The great wheel of capitalism turns, raising some up to heights they never dreamt possible. That is the great achievement of this city. But those on the wheel rarely see those who languish off it. It is only when they venture out of Clapton’s murder mile or Loughborough Junction that they come into focus. Meanwhile, the middle-class advertising and music set, who slope to work in beanies and trainers to “fit in”, as scared as anyone of attracting hostile attention, are busy blasting minds with a different, even more powerful set of images.
Forget the TV watershed: go to the gym any morning and see how MTV gyrates to a synthesis of glamour and brutality first perfected by Stanley Kubrick. Watch the software industry deny yet again the obvious conclusion found by a recent American study, that violent computer games make people more aggressive. Read the fawning reviews of gangsta rap by middle-class white boys who have no idea what it is like to live in the world it describes.
Tomorrow the film Get Rich or Die Tryin’ opens in Britain. Its hero is the rapper Curtis “50 Cent” Jackson, whose album of the same name contains the usual litany of guns, gangs, bitches and blood. The BBC’s Urban Review says of the album that Get Rich or Die Tryin’ is “the antithesis to the pop-looped chart-friendly sound of mainstream hip hop”. How cool, how clever, how naive.

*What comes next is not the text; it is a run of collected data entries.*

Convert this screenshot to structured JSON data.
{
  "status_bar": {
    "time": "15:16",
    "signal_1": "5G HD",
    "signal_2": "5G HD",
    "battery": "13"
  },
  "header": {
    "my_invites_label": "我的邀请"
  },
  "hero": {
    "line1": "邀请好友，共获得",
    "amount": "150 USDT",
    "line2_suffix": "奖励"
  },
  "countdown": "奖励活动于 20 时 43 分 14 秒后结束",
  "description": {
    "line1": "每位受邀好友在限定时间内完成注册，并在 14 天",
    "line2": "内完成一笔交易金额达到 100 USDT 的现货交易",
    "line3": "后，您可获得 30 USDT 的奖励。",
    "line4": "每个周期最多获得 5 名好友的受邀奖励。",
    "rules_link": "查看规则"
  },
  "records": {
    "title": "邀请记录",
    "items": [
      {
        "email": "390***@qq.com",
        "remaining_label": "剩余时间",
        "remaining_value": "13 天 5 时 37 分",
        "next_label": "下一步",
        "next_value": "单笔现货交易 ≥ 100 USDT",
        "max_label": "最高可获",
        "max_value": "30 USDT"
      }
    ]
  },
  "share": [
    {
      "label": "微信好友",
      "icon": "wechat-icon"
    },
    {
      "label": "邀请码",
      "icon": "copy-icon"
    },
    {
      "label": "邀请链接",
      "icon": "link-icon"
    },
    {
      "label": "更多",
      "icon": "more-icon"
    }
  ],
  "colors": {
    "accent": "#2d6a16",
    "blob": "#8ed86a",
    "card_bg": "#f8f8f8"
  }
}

Reviewers always mention, with a sort of reflected pride, that “50 Cent” has been shot nine times. Their fascination was not dented one iota by the adverts showing him carrying a baby in one hand and a gun in the other. The Advertising Standards Authority ruled that the advert “gave the impression that success could be achieved through violence”. Universal Music Group defended the imagery, stating it was meant to “portray 50 Cent’s struggle to escape the hardened streets of Queens, New York”.
Come off it. We must keep the danger in perspective, but we must also stop glorifying a world that is colliding with ours.